Signature analysis using the Caushi et al. gene signature was performed similarly to Caushi et al. Briefly, the raw gene count was imported into R and analyzed using Seurat. Seurat was used to normalize the raw count data, then using ‘AddModuleScore’, a signature score was calculated using the mutation-associated neoantigen functional expansion genes. Cells that were positive for the signature were called as reactive. A reactive score was calculated and a minimum threshold for tumor reactivity was determined using Fisher–Jenk optimization as described above.
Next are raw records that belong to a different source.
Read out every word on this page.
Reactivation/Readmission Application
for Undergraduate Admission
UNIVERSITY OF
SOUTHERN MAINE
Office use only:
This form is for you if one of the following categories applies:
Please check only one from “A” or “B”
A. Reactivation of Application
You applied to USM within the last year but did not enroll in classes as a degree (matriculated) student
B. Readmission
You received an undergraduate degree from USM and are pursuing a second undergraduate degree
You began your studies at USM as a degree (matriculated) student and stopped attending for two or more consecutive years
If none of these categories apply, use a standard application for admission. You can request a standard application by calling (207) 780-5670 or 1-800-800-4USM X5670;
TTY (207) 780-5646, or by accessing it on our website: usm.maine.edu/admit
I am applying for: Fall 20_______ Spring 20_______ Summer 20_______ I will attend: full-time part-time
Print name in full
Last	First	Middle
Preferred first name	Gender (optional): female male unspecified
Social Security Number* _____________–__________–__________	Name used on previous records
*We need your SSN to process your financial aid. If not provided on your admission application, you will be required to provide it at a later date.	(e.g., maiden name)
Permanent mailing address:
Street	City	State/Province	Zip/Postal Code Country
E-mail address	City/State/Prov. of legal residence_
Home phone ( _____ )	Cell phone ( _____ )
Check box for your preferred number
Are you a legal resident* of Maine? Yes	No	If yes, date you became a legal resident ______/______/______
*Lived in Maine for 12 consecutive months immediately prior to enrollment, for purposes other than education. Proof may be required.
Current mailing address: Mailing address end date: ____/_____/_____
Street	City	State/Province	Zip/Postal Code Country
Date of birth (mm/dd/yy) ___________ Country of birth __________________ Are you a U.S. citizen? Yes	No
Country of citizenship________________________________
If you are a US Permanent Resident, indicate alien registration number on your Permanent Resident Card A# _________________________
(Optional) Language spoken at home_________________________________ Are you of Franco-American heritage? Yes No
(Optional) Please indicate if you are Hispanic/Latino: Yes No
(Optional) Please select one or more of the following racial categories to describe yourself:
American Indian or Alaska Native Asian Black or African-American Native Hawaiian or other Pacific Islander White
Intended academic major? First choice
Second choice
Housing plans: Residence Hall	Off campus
Prediction of tumor-reactive T cells using the Meng et al. TR30 gene signature

Signature analysis using Meng TR30 gene signature was performed as described Meng et al.22. Briefly, the raw gene count was imported into R and analyzed using Seurat. Seurat was used to normalize the raw count data; then the TR30 signature was computed using the UCell package (v2.2)60. The mean of the TR30 signature score was then calculated for each TCR clonotype and termed the Meng TR30 score. The minimum threshold for tumor reactivity was similarly determined using Fisher–Jenk optimization.

Material availability

The use of the primary tumor cell lines specified in this manuscript is restricted by patient informed consent and institutional review board approval to this study.

Reporting summary

Further information on research design is available in the Nature Portfolio Reporting Summary linked to this article.